Stop for a second and answer a question for yourself. What was your portfolio’s return last year? Now that 2007 is squarely in the record books, you should already know or can easily calculate your portfolio’s investment performance for the year. That may be a bit harsh, but with your investment statements and public sources like you should be able to get a good estimate of how your portfolio performed.

If you can’t conduct this exercise, what are you doing? Surfing the investment blogosphere for stock tips or economic forecasts? Those will in all likelihood not make you a better investor in the coming year. Knowing how your mutual funds, ETFs, investment advisors, or your own individual stock picks did against a reasonable benchmark should tell you a great deal about your investment process.

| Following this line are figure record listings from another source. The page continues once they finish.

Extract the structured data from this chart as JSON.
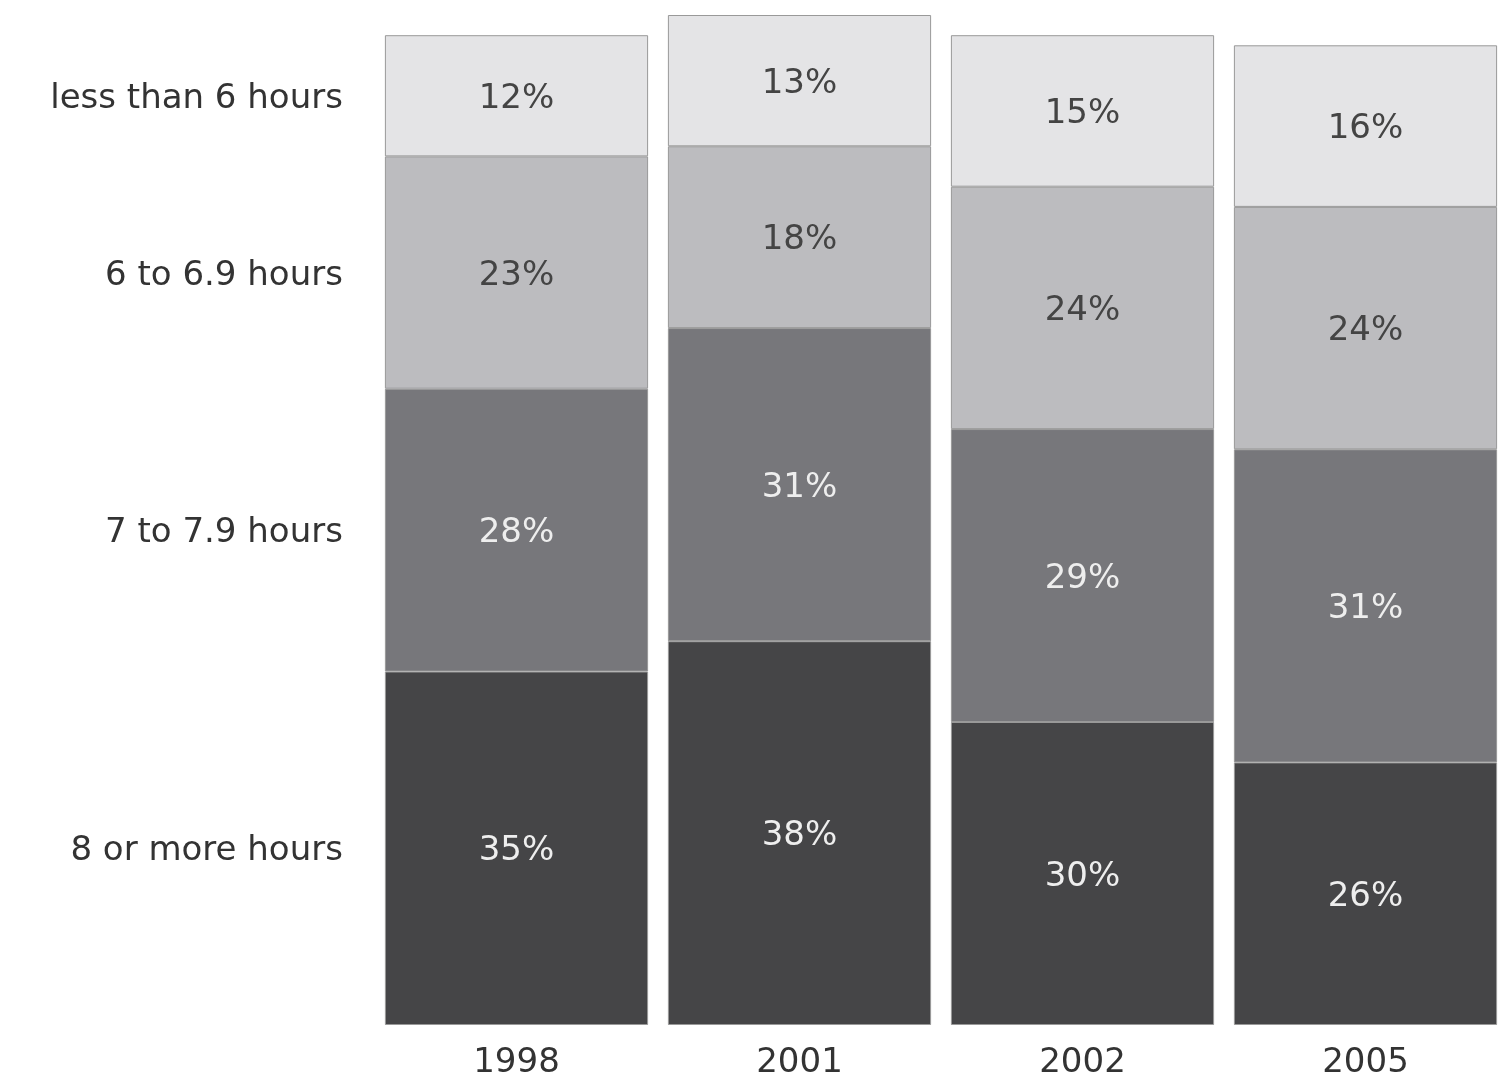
{
  "chart_data": {
    "type": "bar",
    "stacked": true,
    "categories": [
      "1998",
      "2001",
      "2002",
      "2005"
    ],
    "series": [
      {
        "name": "8 or more hours",
        "color": "#454547",
        "values": [
          35,
          38,
          30,
          26
        ],
        "value_labels": [
          "35%",
          "38%",
          "30%",
          "26%"
        ]
      },
      {
        "name": "7 to 7.9 hours",
        "color": "#77777b",
        "values": [
          28,
          31,
          29,
          31
        ],
        "value_labels": [
          "28%",
          "31%",
          "29%",
          "31%"
        ]
      },
      {
        "name": "6 to 6.9 hours",
        "color": "#bcbcbf",
        "values": [
          23,
          18,
          24,
          24
        ],
        "value_labels": [
          "23%",
          "18%",
          "24%",
          "24%"
        ]
      },
      {
        "name": "less than 6 hours",
        "color": "#e4e4e6",
        "values": [
          12,
          13,
          15,
          16
        ],
        "value_labels": [
          "12%",
          "13%",
          "15%",
          "16%"
        ]
      }
    ]
  }
}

We were reminded of this fact in a thought-provoking post by James Picerno at the Capital Spectator who writes:

While such a goal [superior risk-adjusted returns] isn’t impossible, it’s devilishly difficult to achieve for the long run. Ironically, most investors probably have no clue just how difficult the task. Why? Because one can only recognize the depth of the challenge by routinely analyzing a living, breathing portfolio over the course of time. Daily analysis is ideal, although weekly or even monthly data will suffice over long periods. In any case, unless you’re crunching the numbers regularly, and comparing your results to a benchmark, it’s easy to overlook just how elusive successful investment strategy can be.

One might take this statement as saying you shouldn’t actively manage your portfolio. In part, but our take away is that a very minimum you should know how your picks are faring against a reasonable benchmark. This is becoming all the more important given the fact that we are now in an age of nearly free betas.

In a recent post we discussed how one can now assemble a globally diversified all-ETF portfolio with an expense ratio solidly under 0.20%. Only a few short years ago that was impossible for all but the largest institutional investors. In short, the benchmark against which you should be comparing your performance is becoming a more formidable competitor.

This competition brings to mind a larger question. As Picerno writes:

Perhaps, then, the most important investment decision is deciding if you’ve got what it takes to compete in the arena on a long term basis.

As much as the investment business is built around trying to get you to trade individual stocks, purchase actively managed mutual funds or ‘professionally managed’ investment accounts you need not play the game. As we have noted in couple of posts there is a burgeoning movement advocating ‘portfolio simplicity‘ or ‘lazy portfolios.’ The sprawling ETF industry has, in large part, made this all the easier. Is the lazy portfolio approach perfect, of course not, but it does have much to recommend to those who have in the past been challenged by the portfolio management process.

Now before you write in saying that we are against active management, in all its forms, stop. Our message is two-fold. One, you need to be able to accurately measure your portfolio’s performance. Second, you need to compare that against an appropriate, preferably low cost, indexed benchmark.

If your management, or your managers, have outperformed the benchmark without taking on undue risk, great. You are ahead of the game. Your active strategies may very well be on track. If you underperformed, took on too much risk, or if you can’t do the above mentioned performance measurement exercise at all, it may be time to look into simplifying your portfolio in the name of more consistent performance and a less complicated life.